Best
I would like to read some TF records data.
This works, but only for Fixed length data, but now I would like to do the same thing with variable length data VarLenFeature
def load_tfrecord_fixed(serialized_example):
context_features = {
'length':tf.FixedLenFeature([],dtype=tf.int64),
'type':tf.FixedLenFeature([],dtype=tf.string)
}
sequence_features = {
"values":tf.FixedLenSequenceFeature([], dtype=tf.int64)
}
context_parsed, sequence_parsed = tf.parse_single_sequence_example(
serialized=serialized_example,
context_features=context_features,
sequence_features=sequence_features
)
return context_parsed,sequence_parsed
and
tf.reset_default_graph()
with tf.Session() as sess:
filenames = [fp.name]
dataset = tf.data.TFRecordDataset(filenames)
dataset = dataset.map(load_tfrecord_fixed)
dataset = dataset.repeat()
dataset = dataset.batch(2)
iterator = dataset.make_initializable_iterator()
next_element = iterator.get_next()
a = sess.run(iterator.initializer)
for i in range(3):
a = sess.run(next_element)
print(a)
result:
({'length': array([3, 3], dtype=int64), 'type': array([b'FIXED_length', b'FIXED_length'], dtype=object)}, {'values': array([[82, 2, 2],
[42, 5, 1]], dtype=int64)}) ({'length': array([3, 3], dtype=int64), 'type': array([b'FIXED_length', b'FIXED_length'], dtype=object)}, {'values': array([[2, 3, 1],
[1, 2, 3]], dtype=int64)}) ({'length': array([3, 3], dtype=int64), 'type': array([b'FIXED_length', b'FIXED_length'], dtype=object)}, {'values': array([[ 1, 100, 200],
[123, 12, 12]], dtype=int64)})
here is the map function which i'm trying to use, but at the end it gives me some errors :'(
def load_tfrecord_variable(serialized_example):
context_features = {
'length':tf.FixedLenFeature([],dtype=tf.int64),
'batch_size':tf.FixedLenFeature([],dtype=tf.int64),
'type':tf.FixedLenFeature([],dtype=tf.string)
}
sequence_features = {
"values":tf.VarLenFeature(tf.int64)
}
context_parsed, sequence_parsed = tf.parse_single_sequence_example(
serialized=serialized_example,
context_features=context_features,
sequence_features=sequence_features
)
#return context_parsed, sequence_parsed (which is sparse)
# return context_parsed, sequence_parsed
batched_data = tf.train.batch(
tensors=[sequence_parsed['values']],
batch_size= 2,
dynamic_pad=True
)
# make dense data
dense_data = tf.sparse_tensor_to_dense(batched_data)
return context_parsed, dense_data
error:
OutOfRangeError: Attempted to repeat an empty dataset infinitely.
[[Node: IteratorGetNext = IteratorGetNext[output_shapes=[[], [], [], [?,?,?]], output_types=[DT_INT64, DT_INT64, DT_STRING, DT_INT64], _device="/job:localhost/replica:0/task:0/device:CPU:0"](Iterator)]]
During handling of the above exception, another exception occurred:
Thus can you someone help me?
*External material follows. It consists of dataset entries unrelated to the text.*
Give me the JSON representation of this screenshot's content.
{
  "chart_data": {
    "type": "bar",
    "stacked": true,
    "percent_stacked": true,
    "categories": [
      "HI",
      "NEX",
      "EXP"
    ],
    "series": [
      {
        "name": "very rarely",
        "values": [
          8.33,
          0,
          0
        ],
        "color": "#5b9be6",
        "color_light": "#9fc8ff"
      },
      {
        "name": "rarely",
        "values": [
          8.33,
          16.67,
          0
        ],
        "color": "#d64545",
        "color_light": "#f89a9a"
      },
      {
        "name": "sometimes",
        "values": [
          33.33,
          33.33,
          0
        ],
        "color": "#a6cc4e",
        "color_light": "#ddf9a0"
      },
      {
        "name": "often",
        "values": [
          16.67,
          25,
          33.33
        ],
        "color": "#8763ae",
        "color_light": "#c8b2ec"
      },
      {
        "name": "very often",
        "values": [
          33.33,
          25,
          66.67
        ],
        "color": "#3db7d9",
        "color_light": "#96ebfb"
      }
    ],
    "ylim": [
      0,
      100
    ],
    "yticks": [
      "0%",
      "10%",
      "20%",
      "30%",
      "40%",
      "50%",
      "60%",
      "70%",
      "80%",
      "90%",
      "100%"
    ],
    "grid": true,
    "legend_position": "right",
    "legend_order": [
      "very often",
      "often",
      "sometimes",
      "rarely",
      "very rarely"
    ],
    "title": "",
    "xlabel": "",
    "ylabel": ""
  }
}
Also, i'm using tensorflow nightly. I don't think that i'm missing a lot ...
def load_tfrecord_variable(serialized_example):
context_features = {
'length':tf.FixedLenFeature([],dtype=tf.int64),
'batch_size':tf.FixedLenFeature([],dtype=tf.int64),
'type':tf.FixedLenFeature([],dtype=tf.string)
}
sequence_features = {
"values":tf.VarLenFeature(tf.int64)
}
context_parsed, sequence_parsed = tf.parse_single_sequence_example(
serialized=serialized_example,
context_features=context_features,
sequence_features=sequence_features
)
length = context_parsed['length']
batch_size = context_parsed['batch_size']
type = context_parsed['type']
values = sequence_parsed['values'].values
return tf.tuple([length, batch_size, type, values])
#
filenames = [fp.name]
dataset = tf.data.TFRecordDataset(filenames)
dataset = dataset.map(load_tfrecord_fixed)
dataset = dataset.repeat()
dataset = dataset.padded_batch(
batch_size,
padded_shapes=(
tf.TensorShape([]),
tf.TensorShape([]),
tf.TensorShape([]),
tf.TensorShape([None]) # if you reshape 'values' in load_tfrecord_variable, add the added dims after None, e.g. [None, 3]
),
padding_values = (
tf.constant(0, dtype=tf.int64),
tf.constant(0, dtype=tf.int64),
tf.constant(""),
tf.constant(0, dtype=tf.int64)
)
)
iterator = dataset.make_initializable_iterator()
next_element = iterator.get_next()
with tf.Session() as sess:
a = sess.run(iterator.initializer)
for i in range(3):
[length_vals, batch_size_vals, type_vals, values_vals] = sess.run(next_element)